I also found the whole depiction of the academic context wholly unbelievable. OK, it’s meant satirically; it’s a ‘campus novel’ (among other things) but not necessarily bound to capture the realities of professional life at universities today. But in this area too I was endlessly distracted and annoyed. How is it that Howard has been at Wellington for so long and neither received tenure nor reached the end of a tenure-track contract? Even at the most elite colleges, aren’t there procedures and time-tables for these things? Part of the novel’s denouement is his acceptance of a sabbatical, conveniently, to defuse the problems that have arisen–but sabbatical leaves are not just handed out anyplace I know about; again, there are procedures and regulations. His supposedly climactic PowerPoint presentation can’t mean anything in relation to his tenure chances–does a public lecture ever? Am I missing the point of all these breaches of academic protocol in the plot? Are they confusions about the academy, versions of the academy that those of us in less privileged institutions don’t share, adaptations of academic life to suit Smith’s thematic purposes? (What exactly are these, by the way? They never coalesced for me in any striking moment or image in the novel.)
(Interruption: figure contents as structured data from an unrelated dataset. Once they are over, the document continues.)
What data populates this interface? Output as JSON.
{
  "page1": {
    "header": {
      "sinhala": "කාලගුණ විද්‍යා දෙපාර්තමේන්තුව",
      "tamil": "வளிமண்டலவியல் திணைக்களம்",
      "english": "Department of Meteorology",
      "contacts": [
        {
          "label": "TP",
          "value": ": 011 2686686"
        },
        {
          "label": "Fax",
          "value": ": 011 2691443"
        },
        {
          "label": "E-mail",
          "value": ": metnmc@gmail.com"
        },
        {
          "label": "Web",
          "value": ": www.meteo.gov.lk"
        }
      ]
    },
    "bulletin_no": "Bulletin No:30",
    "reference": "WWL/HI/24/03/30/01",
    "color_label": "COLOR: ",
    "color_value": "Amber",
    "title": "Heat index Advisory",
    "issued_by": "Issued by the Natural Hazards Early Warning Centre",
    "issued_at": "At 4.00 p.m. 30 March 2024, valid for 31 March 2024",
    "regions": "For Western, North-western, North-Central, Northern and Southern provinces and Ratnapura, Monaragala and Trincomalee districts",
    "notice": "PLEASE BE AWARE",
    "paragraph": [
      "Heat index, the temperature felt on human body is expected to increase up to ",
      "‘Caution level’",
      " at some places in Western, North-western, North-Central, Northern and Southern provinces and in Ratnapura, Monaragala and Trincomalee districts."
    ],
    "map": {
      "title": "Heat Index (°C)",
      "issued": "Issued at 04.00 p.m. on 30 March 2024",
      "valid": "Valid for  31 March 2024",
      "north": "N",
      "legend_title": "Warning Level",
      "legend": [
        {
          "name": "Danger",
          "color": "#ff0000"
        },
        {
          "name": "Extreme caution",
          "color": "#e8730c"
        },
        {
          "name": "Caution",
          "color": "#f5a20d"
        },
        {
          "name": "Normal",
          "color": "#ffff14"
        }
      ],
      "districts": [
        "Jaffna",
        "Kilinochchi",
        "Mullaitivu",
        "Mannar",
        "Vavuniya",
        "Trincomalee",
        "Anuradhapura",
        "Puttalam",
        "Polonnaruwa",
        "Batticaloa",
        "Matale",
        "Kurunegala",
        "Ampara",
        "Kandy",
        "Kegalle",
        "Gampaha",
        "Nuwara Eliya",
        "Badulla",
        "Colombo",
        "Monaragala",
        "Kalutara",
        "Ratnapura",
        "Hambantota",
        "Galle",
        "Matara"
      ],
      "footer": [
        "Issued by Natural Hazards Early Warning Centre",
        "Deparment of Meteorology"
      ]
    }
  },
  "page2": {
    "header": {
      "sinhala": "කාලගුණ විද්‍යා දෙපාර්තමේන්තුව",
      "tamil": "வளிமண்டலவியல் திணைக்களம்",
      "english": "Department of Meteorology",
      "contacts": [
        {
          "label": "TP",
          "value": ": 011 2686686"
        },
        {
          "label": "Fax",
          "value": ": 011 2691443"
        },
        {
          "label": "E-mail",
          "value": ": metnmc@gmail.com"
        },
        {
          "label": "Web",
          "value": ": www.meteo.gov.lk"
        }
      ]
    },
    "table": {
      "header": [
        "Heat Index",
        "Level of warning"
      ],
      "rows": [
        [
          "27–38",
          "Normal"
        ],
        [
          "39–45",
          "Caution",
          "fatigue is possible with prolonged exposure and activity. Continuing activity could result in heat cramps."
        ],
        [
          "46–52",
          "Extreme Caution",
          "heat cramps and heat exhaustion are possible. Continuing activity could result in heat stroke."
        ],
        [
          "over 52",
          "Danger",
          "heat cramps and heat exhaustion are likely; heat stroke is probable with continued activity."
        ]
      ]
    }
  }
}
Some of the ways she worked up the ‘culture wars’ were sort of funny, but not particularly deep and, in their overall leanings, predictably left-liberal. Though she brought Kiki around to some kind of interest in Monty’s “conservative” take on issues such as affirmative action, none of the characters that might have been used for a really probing case study were used that way after all, and the politics got sidelined, I thought, by the cliched sexual escapades of both Howard and Monty. Nothing really came of Levi’s attempt to discard his actual class identity and the white part of his family background; Jerome’s relationship with Victoria also goes nowhere in particular, simply getting diffused among the other miscellaneous plot twists. I could go on with complaints and questions, it turns out, but that’s probably enough for now.
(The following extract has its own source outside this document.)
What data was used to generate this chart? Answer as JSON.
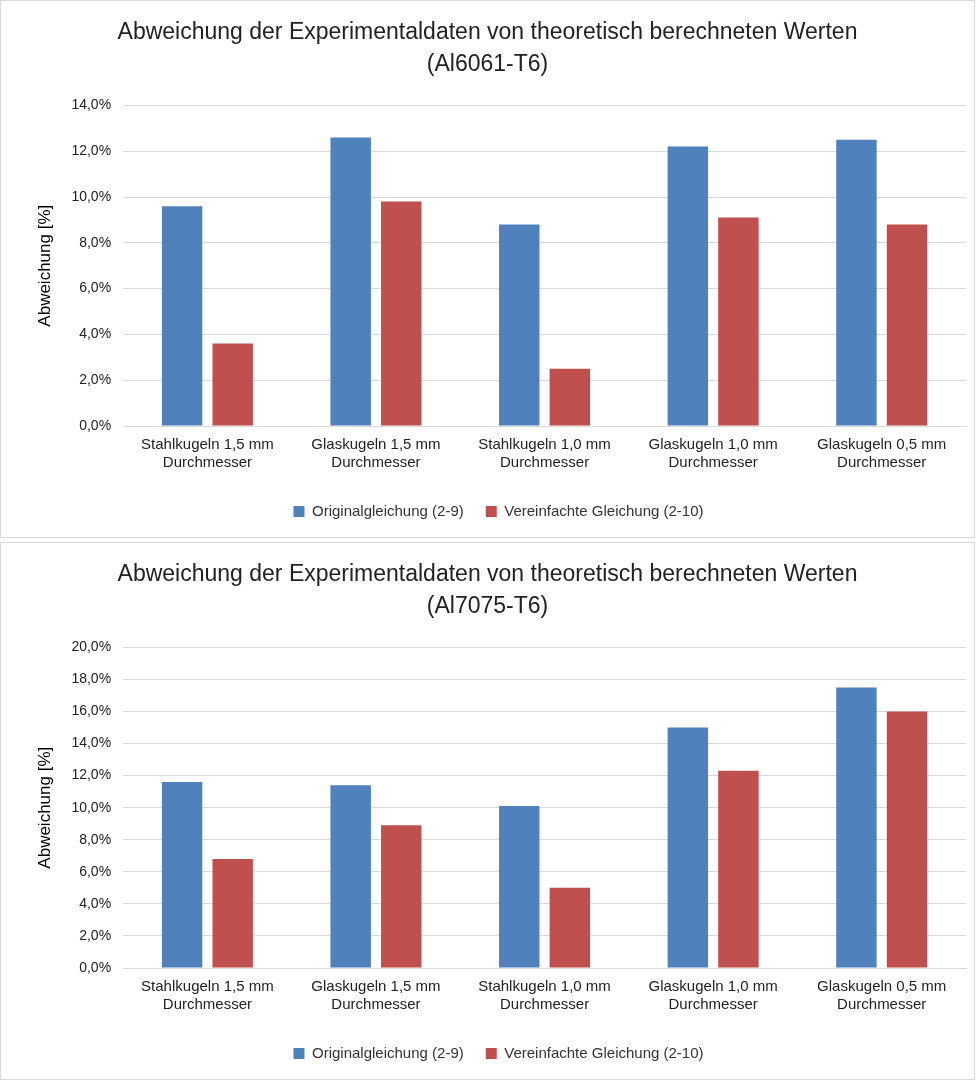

Now, given the praise heaped on the book by the reviewers, I’m open to ideas about how I might have read it better and enjoyed it more. I did find it mildly entertaining and readable, in the sense that I kept reading along happily enough waiting and hoping for it to come together in some stirring way. It just didn’t, and while some novels leave me feeling I underestimated them on a first reading and would like to go back more thoughtfully (The Night Watch, most recently), On Beauty just left me disappointed.

Zadie Smith, White Teeth

White Teeth

I thoroughly enjoyed reading this novel, which seemed as generous and humane as I expected from its reviews, and from the comments of other readers I had talked to about it. On the other hand, though I have heard the term ‘Dickensian’ applied to it–perhaps because of its length, and the diversity and eccentricity of its cast of characters–White Teeth struck me as more worthy of the ‘loose baggy monster’ epithet than such genuine Dickensian candidates as Bleak House or Little Dorrit. Where was the unifying pattern, whether of plot, imagery, or idea? Compare the climactic (?) shooting incident near the end of White Teeth with Krook’s spontaneous combustion in Bleak House, for example. While the former was high in drama and yet somehow comic, and while it brought elements of the story around to a kind of neat circularity, the latter (despite being entirely outrageous in realist terms, despite Dickens’s famous defense of it) is much more richly emblematic of the social and moral crises of its novel. Though I would not have expected to say quite this about Dickens, his is by far the more compelling moment aesthetically as well as intellectually.